Çocukken, henüz gerçek hayatın karanlık yüzüyle karşılaşmamışken bize her şey toz pembe gibi gelir. Hayatımızda dehşet verici olayların yaşanmasındansa bir Unicorn’un karşımıza çıkmasını daha olası olarak görürüz. Özellikle 3-4 yaş arasında hayal dünyası yeni gelişmeye başlayan çocukların, çizgi film izlemek ve oyun oynamak en çok yaptıkları aktivitelere örnek gösterilebilir. Çocukken bu gibi etkinlikler hayal dünyamızı şekillendirir. Gerçek hayatın katı dünyasındansa hayal dünyasında pamuk şekerlerin üzerinden uçmak, vahşi ormanlarda kâşif olmak veya dinozorlar diyarında dolaşmak bize heyecan verir. Aslında bir şekilde kendimizi kaptırarak o eğlenceli dünyanın baş kahramanı oluruz.

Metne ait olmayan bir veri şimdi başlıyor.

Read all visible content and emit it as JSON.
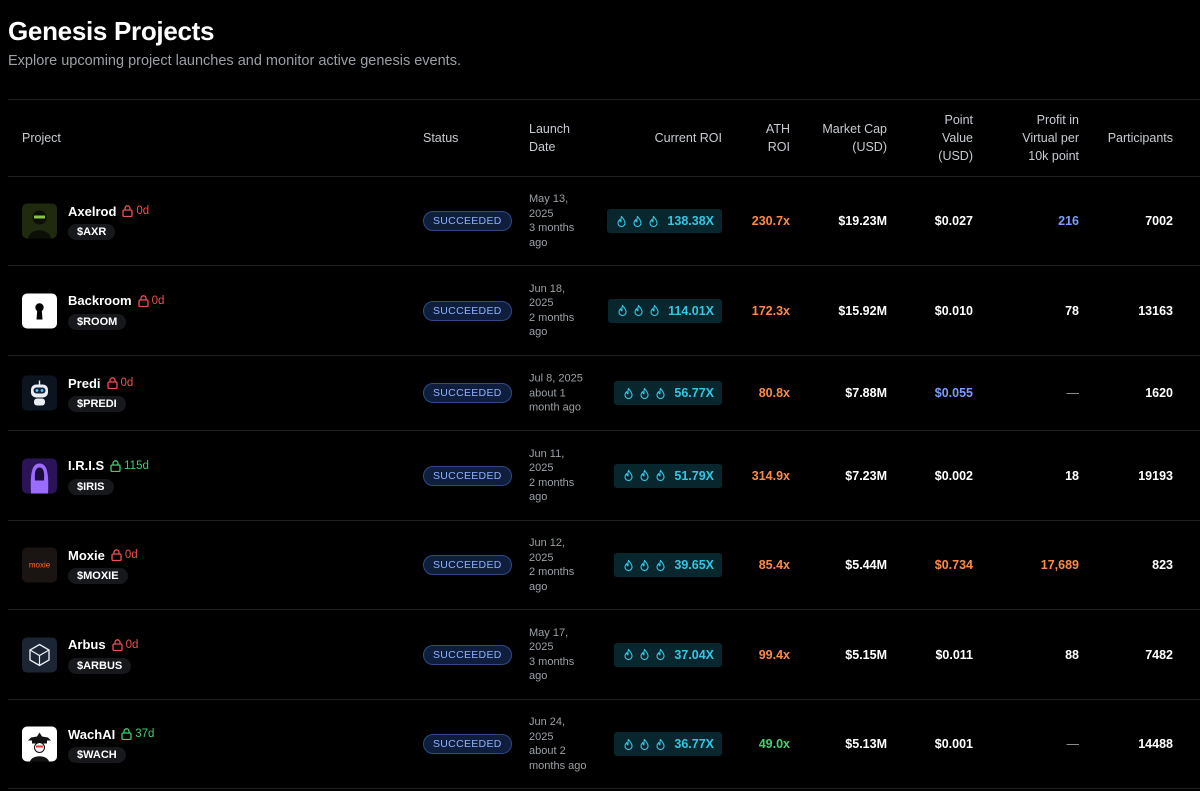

Her insan aynı olmadığı gibi her çocuğun da bu hayal dünyasında oyalanma süresi farklıdır. Çevre burada büyük rol oynar. Bazı kişiler daha çabuk olgunlaşırlarken bazılarımız ise 30’lu yaşlarımıza gelsek bile o büyülü dünyanın içinden çıkamayız. Örneğin; 12 yaşında hala oyun oynayan ve çizgi film izleyen biriyle, aynı yaşta yetişkin dizileri izleme başlayan bir çocuğu ele alırsak, yetişkin filmi izlemeye başlayan çocuğun 30 yaşına geldiğinde gerçek hayatın getirdikleriler ile yüzleşmesi kolay olacaktır. Ancak o eski hayal dünyasından eser kalmadığı gibi hayatındaki yaratıcılık yönü körelebilir. Hala çizgi film izlemeye devam eden çocuğun ise gerçek hayata adaptasyonu zor olacaktır hatta benliği ile çatışmaya girip hayal dünyasındaki evini, kişiyi veya nesneyi özleyerek oraya geri bile dönmek isteyebilir.
Bu iki durumun hem avantajları hem de dezavantajları vardır ve biri diğerinden daha iyi diyemeyiz. Çeşitli hayal dünyasına sahip olmak kişinin savunma mekanizması olduğu söylenebilir. Kişi zor durumlarla karşılaştığında hemen pes etmek yerine istediği dünyaya ulaşmak için umuda sahip olur ve ulaşmak istediği hedefi vardır. Bu kişiler bir problemle karşılaştıkları zaman oyun oynamaya ve hayal dünyalarını geliştirecek yöntemlere sığınabilirler ve bu zamanlarda kendi hikayelerinin baş karakterleri gibi hissedebilirler. Ancak gerçek hayatta yakın ilişkiler konusunda sorun yaşayabilirler ve eşleri ile zıt karakterde oldukları zamanlarda çatışmalar çıkabilmektedir.
Birey, yakın ilişkilere başlamadan birlikte olacağı kişinin kendisiyle benzer karakterde olmasına dikkat etmesi gerekir. 0-6 yaşın kişinin karakterini etkilediği için bu yaş sonrası yetişkinlerin birbirlerini değiştirmemesi gerekir. Bu yüzden de bir ilişkiye başlamadan önce hazırlık dönemi iyi geçmelidir.